Desabotoe-se a pandemia

Sr. primeiro-ministro: olhe para Boris, confie no seu país e desabotoe-lhe a pandemia – está na altura de voltar a trincar as orelhas à vida.

No início do séc. XX, o nosso Rei D. Carlos recebeu o Rei Eduardo VII do Reino Unido. A vontade de agradar à corte britânica era tanta que o país se mobilizou nesse sentido. Entre várias façanhas, uma magnânima: a construção e denominação de um gigante parque em honra da tão majestosa visita – o Parque Eduardo VII. Os lisboetas, distanciando-se e menosprezando tão colossal obra, disseram-na ser ‘para inglês ver’, certamente ajudando a cristalizar uma expressão ainda hoje em voga.

Mas não só agigantada foi a obra do parque. Foi-o, também, a sua barriga. Eduardo VII era tão gordo que, a certa altura da sua vida e devido ao sufoco e desconforto que sentia, teve de começar a desabotoar o último botão dos seus coletes. A corte britânica, naturalmente, imitou-o e passou a ser protocolarmente correto desapertar-se o último botão dos coletes e casacos. O fenómeno acabaria por se espalhar pelas diferentes cortes europeias: todas acharam por bem seguir o determinado pelos ingleses.

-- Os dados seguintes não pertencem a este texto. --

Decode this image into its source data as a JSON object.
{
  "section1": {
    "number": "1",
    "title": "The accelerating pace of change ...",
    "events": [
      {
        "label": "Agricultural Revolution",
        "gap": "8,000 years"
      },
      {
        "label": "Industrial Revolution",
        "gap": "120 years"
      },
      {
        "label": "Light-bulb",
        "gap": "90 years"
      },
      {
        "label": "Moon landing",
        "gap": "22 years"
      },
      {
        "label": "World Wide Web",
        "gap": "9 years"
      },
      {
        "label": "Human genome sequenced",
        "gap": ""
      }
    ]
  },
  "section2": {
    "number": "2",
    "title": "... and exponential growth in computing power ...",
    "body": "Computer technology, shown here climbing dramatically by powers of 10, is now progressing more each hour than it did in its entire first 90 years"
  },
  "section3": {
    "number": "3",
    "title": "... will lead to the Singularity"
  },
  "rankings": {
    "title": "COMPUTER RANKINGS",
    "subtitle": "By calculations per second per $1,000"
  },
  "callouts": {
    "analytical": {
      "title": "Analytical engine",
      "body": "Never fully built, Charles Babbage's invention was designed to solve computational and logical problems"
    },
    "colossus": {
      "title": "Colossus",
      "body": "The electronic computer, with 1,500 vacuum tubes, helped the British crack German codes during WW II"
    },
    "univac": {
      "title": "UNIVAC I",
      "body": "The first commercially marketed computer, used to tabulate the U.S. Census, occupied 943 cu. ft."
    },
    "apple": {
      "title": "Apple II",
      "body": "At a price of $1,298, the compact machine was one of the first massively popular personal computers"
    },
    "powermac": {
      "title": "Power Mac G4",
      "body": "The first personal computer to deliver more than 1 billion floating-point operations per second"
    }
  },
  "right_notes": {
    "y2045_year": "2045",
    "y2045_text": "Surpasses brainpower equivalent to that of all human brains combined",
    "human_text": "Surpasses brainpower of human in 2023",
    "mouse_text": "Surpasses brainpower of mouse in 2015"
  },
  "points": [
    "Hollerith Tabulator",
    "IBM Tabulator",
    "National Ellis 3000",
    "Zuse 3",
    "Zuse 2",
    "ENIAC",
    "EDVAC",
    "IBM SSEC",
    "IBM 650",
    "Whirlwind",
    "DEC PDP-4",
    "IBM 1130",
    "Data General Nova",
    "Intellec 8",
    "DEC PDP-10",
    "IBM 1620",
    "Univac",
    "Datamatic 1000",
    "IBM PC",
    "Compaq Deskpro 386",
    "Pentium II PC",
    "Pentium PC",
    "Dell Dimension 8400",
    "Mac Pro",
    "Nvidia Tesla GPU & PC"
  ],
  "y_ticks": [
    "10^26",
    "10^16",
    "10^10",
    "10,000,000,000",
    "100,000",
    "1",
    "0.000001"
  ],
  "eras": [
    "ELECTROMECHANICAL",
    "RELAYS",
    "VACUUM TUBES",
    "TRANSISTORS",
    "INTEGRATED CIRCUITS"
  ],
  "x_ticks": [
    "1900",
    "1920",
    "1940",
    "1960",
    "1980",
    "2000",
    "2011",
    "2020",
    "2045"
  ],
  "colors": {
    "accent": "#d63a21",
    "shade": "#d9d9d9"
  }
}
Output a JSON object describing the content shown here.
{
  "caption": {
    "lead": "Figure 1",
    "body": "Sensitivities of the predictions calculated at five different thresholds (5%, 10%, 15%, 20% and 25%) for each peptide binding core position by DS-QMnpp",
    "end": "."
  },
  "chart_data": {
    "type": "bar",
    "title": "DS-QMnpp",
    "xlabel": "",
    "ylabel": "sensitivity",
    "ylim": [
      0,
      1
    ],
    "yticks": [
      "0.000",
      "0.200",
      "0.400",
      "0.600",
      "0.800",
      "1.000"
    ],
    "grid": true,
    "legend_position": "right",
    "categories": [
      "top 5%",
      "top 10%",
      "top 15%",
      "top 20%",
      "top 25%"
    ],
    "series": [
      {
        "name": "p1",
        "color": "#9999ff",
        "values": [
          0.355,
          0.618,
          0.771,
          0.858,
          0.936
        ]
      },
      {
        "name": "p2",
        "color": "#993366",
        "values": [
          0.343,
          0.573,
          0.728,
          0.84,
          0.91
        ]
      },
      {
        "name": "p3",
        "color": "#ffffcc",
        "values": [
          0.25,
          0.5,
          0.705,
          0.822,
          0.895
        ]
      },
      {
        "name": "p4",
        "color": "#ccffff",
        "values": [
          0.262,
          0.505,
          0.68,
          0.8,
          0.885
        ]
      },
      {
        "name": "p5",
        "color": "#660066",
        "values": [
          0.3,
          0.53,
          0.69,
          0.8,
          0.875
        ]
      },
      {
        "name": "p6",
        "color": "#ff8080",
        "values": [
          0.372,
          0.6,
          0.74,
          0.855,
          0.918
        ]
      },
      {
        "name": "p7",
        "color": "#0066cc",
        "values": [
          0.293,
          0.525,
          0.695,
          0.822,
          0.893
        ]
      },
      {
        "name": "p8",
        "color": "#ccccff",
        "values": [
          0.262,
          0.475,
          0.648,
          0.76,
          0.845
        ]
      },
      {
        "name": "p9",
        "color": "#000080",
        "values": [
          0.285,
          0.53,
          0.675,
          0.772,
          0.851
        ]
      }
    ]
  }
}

Passados 111 anos, um outro senhor do Reino Unido – não Rei, mas primeiro-ministro –, tomou a decisão de desabotoar outro botão. Por sentir que as restrições pandémicas eram disfuncionais, desajustadas, desconfortáveis, alérgicas à saúde mental e sufocadoras da liberdade, Boris Johnson decidiu desapertá-las – desabotoando, assim, o botão da pandemia no seu país: «Vamos deixar as pessoas fazerem as suas decisões informadas acerca de como gerem o vírus. Tudo abrirá sem restrições». É sabido que o vírus continuará à solta e que as pessoas poderão continuar a securitizar-se se quiserem. Contudo, a partir de agora, terão, pela primeira vez, a liberdade de escolher encará-lo de forma mais relaxada. Sendo certo que a decisão tem considerável apoio do povo bretão e que este seguirá o desabotoamento de Boris, cabe-nos agora perguntar se a restante Europa voltará a seguir a moda inglesa.

A meu ver – e preparem as vossas fisgas com ‘negacionista’, ‘ciclista’, ‘tratorista’ etc. –, a Europa deverá fazê-lo. Ao contrário do Governo português, que desconfia da sua população, imputa-lhe culpa e trata-a como uma criança de colo, o Governo britânico opta por confiar nos seus cidadãos (afinal, ainda são os herdeiros de Locke). Na certeza de que a carência por saúde mental também esborda humanos da Terra diariamente, na certeza de que a fome se alastra pelas ruas e vielas, na certeza de que só a vacinação se prova capaz de acalmar o vírus e na certeza que esta tem cavalgado desenfreadamente, na certeza de que o ser humano é mais ave do que mamífero, na certeza de que cinco mortos diários não justificam ir-se à praia de máscara, na certeza de que o nosso Presidente da República assim o acha, na certeza de que a vida existe, é bela, e que todos os seus segundos são ouro, na certeza de que já somos literatos quanto às regras de higiene, na certeza de que queremos a voltar a ouvir música ao vivo, ir ao cinema e dançar em clubs, na certeza de que queremos voltar a ver paz – e não medo – na cara das pessoas, na certeza de tudo isto e de que a vida, efetivamente, continua, apelo: aprendamos a viver com o vírus, desabotoando-o também cá.

«O Estado não irá dizer-vos o que fazer, mas quererão decerto observar alguma responsabilidade pessoal», assim disse Robert Jenrick, secretário de Estado britânico da Habitação. Talvez esteja na altura de se alterar a expressão e, olhando para decisão inglesa, entender que esta poderá servir ‘para português ver’. Sr. primeiro-ministro: olhe para Boris, confie no seu país e desabotoe-lhe a pandemia – está na altura de voltar a trincar as orelhas à vida.